Posture, hand shape, and the boring foundation

A six-year-old who learns to sit at the piano with a flat back, relaxed shoulders, and a curved hand has been given a gift that will pay off for the next decade. That habit becomes invisible to the student. It becomes how they sit at any piano in any room.

A kid who learns the notes but plays with collapsed wrists and a hunched neck will have to unlearn that. Unlearning takes longer than learning the right thing the first time.

Lamoureux spends real time on this in early lessons. It does not photograph well. It does not impress relatives.

It is the foundation everything else rests on. Parents who let her do this work without complaint are usually the parents whose kids are still playing in five years.

Reading music is a separate skill from playing music

A student in month four who can play a piece by memory but cannot read the same piece on the page has skipped a step. Marian thinks reading needs its own deliberate practice from the very first lesson.

The pretty pieces come faster if a student plays them by ear. The long-term player is the one who can read.

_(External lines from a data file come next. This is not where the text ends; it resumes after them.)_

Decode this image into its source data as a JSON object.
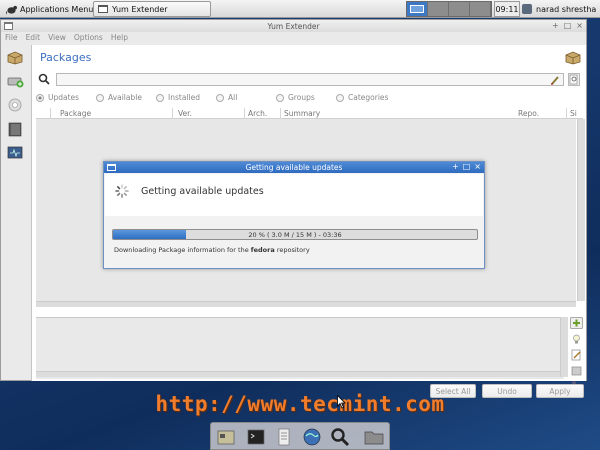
{
  "top_panel": {
    "apps_menu_label": "Applications Menu",
    "task_label": "Yum Extender",
    "clock": "09:11",
    "user": "narad shrestha"
  },
  "window": {
    "title": "Yum Extender",
    "controls": [
      "+",
      "□",
      "×"
    ],
    "menu": [
      "File",
      "Edit",
      "View",
      "Options",
      "Help"
    ]
  },
  "packages": {
    "title": "Packages",
    "search_placeholder": "",
    "filters": [
      {
        "label": "Updates",
        "checked": true
      },
      {
        "label": "Available",
        "checked": false
      },
      {
        "label": "Installed",
        "checked": false
      },
      {
        "label": "All",
        "checked": false
      },
      {
        "label": "Groups",
        "checked": false
      },
      {
        "label": "Categories",
        "checked": false
      }
    ],
    "columns": [
      "Package",
      "Ver.",
      "Arch.",
      "Summary",
      "Repo.",
      "Si"
    ]
  },
  "buttons": {
    "select_all": "Select All",
    "undo": "Undo",
    "apply": "Apply"
  },
  "dialog": {
    "title": "Getting available updates",
    "controls": [
      "+",
      "□",
      "×"
    ],
    "message": "Getting available updates",
    "progress_text": "20 % ( 3.0 M / 15 M ) - 03:36",
    "progress_fraction": 0.2,
    "download_prefix": "Downloading Package information for the",
    "download_repo": "fedora",
    "download_suffix": "repository"
  },
  "watermark": "http://www.tecmint.com",
  "colors": {
    "accent": "#3c6fc0",
    "dialog_title": "#2f6bbf",
    "watermark": "#f07d2c",
    "desktop": "#16386c"
  },
  "dock_icons": [
    "file-manager-icon",
    "terminal-icon",
    "text-editor-icon",
    "web-browser-icon",
    "search-icon",
    "folder-icon"
  ]
}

She uses sight-reading exercises every lesson, often pieces well below the student's playing level, just to keep the reading muscle separate and developing. Five minutes a lesson, every lesson.

Over six months, those small reading sessions build a habit that will let the student tackle new music for the rest of their life. The skill compounds.

The relationship with the metronome

Most students lose to the metronome in the first month. They speed up at easy passages and slow down at hard ones, and the metronome catches them.

Learning to stay with the click takes weeks, sometimes months. It is rarely fun work.

Lamoureux considers it one of the more important fights of early piano study. A student who can hold tempo through a difficult passage has built something that transfers to ensemble playing, accompaniment, and almost every kind of musicianship that comes later.

The metronome is also an honest mirror. It does not flatter. The student finds out exactly where their playing goes off the rails, week by week.

What grandparents will hear at month six

A student in their sixth month of piano study should be able to play a few short pieces with both hands, read basic notation in treble and bass clef, count rhythms aloud, and demonstrate two or three short technical patterns. They will not sound like a professional.

They will sound like a beginner who has been taught carefully. That is the right outcome.

A six-month student who sounds polished often got there by skipping the foundation work. The cracks tend to show up at month eighteen.

Marian has had parents disappointed at month six and grateful at month thirty-six. She lets them be disappointed early. The trade is worth it.

The job of the first six months is not to make a small concert pianist. It is to build a student who can keep going for the next twenty years if they want to.

Marian has had students who started at five and were still studying with her in their teenage years. The thing that made it possible was the unglamorous work in those first few months.